Thursday, June 2, 2016

Choosing Love

I'm sad today, my daughter and son-in-law had to say goodbye to one of their cats at four o'clock this morning.  Mouse was around fifteen, I know she was born in June 2001, but I'm not sure which day.

Fifteen years is the average lifespan of a domesticated cat, which is longer than the average lifespan of many dog breeds.  But it is a very short time, in terms of human lifespan.

When we choose pet ownership, we choose grief.  Because we know we will say goodbye to many pets over the course of one natural human lifetime.  But more than choosing grief, we choose love.

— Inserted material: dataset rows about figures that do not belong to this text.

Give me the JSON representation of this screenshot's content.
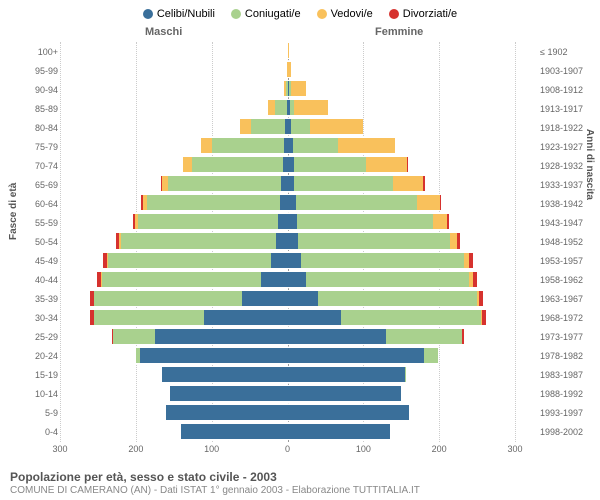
{
  "legend": [
    {
      "label": "Celibi/Nubili",
      "color": "#3a6f9a"
    },
    {
      "label": "Coniugati/e",
      "color": "#a9d18e"
    },
    {
      "label": "Vedovi/e",
      "color": "#f9c15c"
    },
    {
      "label": "Divorziati/e",
      "color": "#d6322e"
    }
  ],
  "gender_left": "Maschi",
  "gender_right": "Femmine",
  "axis_left": "Fasce di età",
  "axis_right": "Anni di nascita",
  "title": "Popolazione per età, sesso e stato civile - 2003",
  "subtitle": "COMUNE DI CAMERANO (AN) - Dati ISTAT 1° gennaio 2003 - Elaborazione TUTTITALIA.IT",
  "x_max": 300,
  "x_ticks": [
    300,
    200,
    100,
    0,
    100,
    200,
    300
  ],
  "colors": {
    "celibi": "#3a6f9a",
    "coniugati": "#a9d18e",
    "vedovi": "#f9c15c",
    "divorziati": "#d6322e",
    "grid": "#cccccc",
    "text": "#666666"
  },
  "rows": [
    {
      "age": "100+",
      "birth": "≤ 1902",
      "m": {
        "c": 0,
        "co": 0,
        "v": 0,
        "d": 0
      },
      "f": {
        "c": 0,
        "co": 0,
        "v": 2,
        "d": 0
      }
    },
    {
      "age": "95-99",
      "birth": "1903-1907",
      "m": {
        "c": 0,
        "co": 0,
        "v": 1,
        "d": 0
      },
      "f": {
        "c": 0,
        "co": 0,
        "v": 4,
        "d": 0
      }
    },
    {
      "age": "90-94",
      "birth": "1908-1912",
      "m": {
        "c": 0,
        "co": 2,
        "v": 3,
        "d": 0
      },
      "f": {
        "c": 2,
        "co": 2,
        "v": 20,
        "d": 0
      }
    },
    {
      "age": "85-89",
      "birth": "1913-1917",
      "m": {
        "c": 1,
        "co": 15,
        "v": 10,
        "d": 0
      },
      "f": {
        "c": 3,
        "co": 6,
        "v": 45,
        "d": 0
      }
    },
    {
      "age": "80-84",
      "birth": "1918-1922",
      "m": {
        "c": 3,
        "co": 45,
        "v": 15,
        "d": 0
      },
      "f": {
        "c": 5,
        "co": 25,
        "v": 70,
        "d": 0
      }
    },
    {
      "age": "75-79",
      "birth": "1923-1927",
      "m": {
        "c": 4,
        "co": 95,
        "v": 15,
        "d": 0
      },
      "f": {
        "c": 7,
        "co": 60,
        "v": 75,
        "d": 0
      }
    },
    {
      "age": "70-74",
      "birth": "1928-1932",
      "m": {
        "c": 6,
        "co": 120,
        "v": 12,
        "d": 0
      },
      "f": {
        "c": 8,
        "co": 95,
        "v": 55,
        "d": 1
      }
    },
    {
      "age": "65-69",
      "birth": "1933-1937",
      "m": {
        "c": 8,
        "co": 150,
        "v": 8,
        "d": 1
      },
      "f": {
        "c": 9,
        "co": 130,
        "v": 40,
        "d": 2
      }
    },
    {
      "age": "60-64",
      "birth": "1938-1942",
      "m": {
        "c": 10,
        "co": 175,
        "v": 6,
        "d": 2
      },
      "f": {
        "c": 11,
        "co": 160,
        "v": 30,
        "d": 2
      }
    },
    {
      "age": "55-59",
      "birth": "1943-1947",
      "m": {
        "c": 12,
        "co": 185,
        "v": 4,
        "d": 3
      },
      "f": {
        "c": 12,
        "co": 180,
        "v": 18,
        "d": 3
      }
    },
    {
      "age": "50-54",
      "birth": "1948-1952",
      "m": {
        "c": 15,
        "co": 205,
        "v": 2,
        "d": 4
      },
      "f": {
        "c": 14,
        "co": 200,
        "v": 10,
        "d": 4
      }
    },
    {
      "age": "45-49",
      "birth": "1953-1957",
      "m": {
        "c": 22,
        "co": 215,
        "v": 1,
        "d": 5
      },
      "f": {
        "c": 18,
        "co": 215,
        "v": 6,
        "d": 5
      }
    },
    {
      "age": "40-44",
      "birth": "1958-1962",
      "m": {
        "c": 35,
        "co": 210,
        "v": 1,
        "d": 5
      },
      "f": {
        "c": 25,
        "co": 215,
        "v": 4,
        "d": 6
      }
    },
    {
      "age": "35-39",
      "birth": "1963-1967",
      "m": {
        "c": 60,
        "co": 195,
        "v": 0,
        "d": 5
      },
      "f": {
        "c": 40,
        "co": 210,
        "v": 2,
        "d": 6
      }
    },
    {
      "age": "30-34",
      "birth": "1968-1972",
      "m": {
        "c": 110,
        "co": 145,
        "v": 0,
        "d": 5
      },
      "f": {
        "c": 70,
        "co": 185,
        "v": 1,
        "d": 6
      }
    },
    {
      "age": "25-29",
      "birth": "1973-1977",
      "m": {
        "c": 175,
        "co": 55,
        "v": 0,
        "d": 2
      },
      "f": {
        "c": 130,
        "co": 100,
        "v": 0,
        "d": 3
      }
    },
    {
      "age": "20-24",
      "birth": "1978-1982",
      "m": {
        "c": 195,
        "co": 5,
        "v": 0,
        "d": 0
      },
      "f": {
        "c": 180,
        "co": 18,
        "v": 0,
        "d": 0
      }
    },
    {
      "age": "15-19",
      "birth": "1983-1987",
      "m": {
        "c": 165,
        "co": 0,
        "v": 0,
        "d": 0
      },
      "f": {
        "c": 155,
        "co": 1,
        "v": 0,
        "d": 0
      }
    },
    {
      "age": "10-14",
      "birth": "1988-1992",
      "m": {
        "c": 155,
        "co": 0,
        "v": 0,
        "d": 0
      },
      "f": {
        "c": 150,
        "co": 0,
        "v": 0,
        "d": 0
      }
    },
    {
      "age": "5-9",
      "birth": "1993-1997",
      "m": {
        "c": 160,
        "co": 0,
        "v": 0,
        "d": 0
      },
      "f": {
        "c": 160,
        "co": 0,
        "v": 0,
        "d": 0
      }
    },
    {
      "age": "0-4",
      "birth": "1998-2002",
      "m": {
        "c": 140,
        "co": 0,
        "v": 0,
        "d": 0
      },
      "f": {
        "c": 135,
        "co": 0,
        "v": 0,
        "d": 0
      }
    }
  ]
}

Pets are for me, the single most dependable source of unconditional love we ever get.  No matter what kind of day you have, no matter how much the world sucks, your pets love you.

And they give us a place to put our love.  I believe there is a great need for connection that is part of being human.  It can be very difficult to connect with other humans for a variety of reasons, but many people who cannot connect well with humans can connect very well with a dog or a cat.

My connections to the animals who have shared my life is deep and abiding.  I miss all the dogs and cats I loved who are no longer sharing this plane of existence.  Each one was special.  Each one had a distinct personality.  Each one allowed me to love unconditionally, and loved me back in the same way.

I have known many people who have lost an animal that they loved very much, and who decided to never open their hearts to another animal, so as to avoid that pain and grief.

I fall in the other category.  The person that can't imagine my life without a pet.  I don't know that I can survive without the love.

I believe that energy is never destroyed.  Because I believe that, I believe that the energy that is the essence of humans and the animals we love is never destroyed.  I believe that energy is always with us.  And I feel that energy at times. I feel the comfort of the love from people and pets who have passed on to another plane of existence.

That doesn't mean I'm not sad when a person or pet I love leaves this plane.  It doesn't mean I don't grieve.  It doesn't mean that I don't feel the pain of separation.

It just means that I never feel like that person or pet is truly lost to me.  I can find them in my memories.  I can find them in my dreams.  And I can feel their energy in the universe.

So, I will keep choosing love.  More people, more pets, more love.  I know that I am also choosing grief and pain.  But for me, it is always worth it.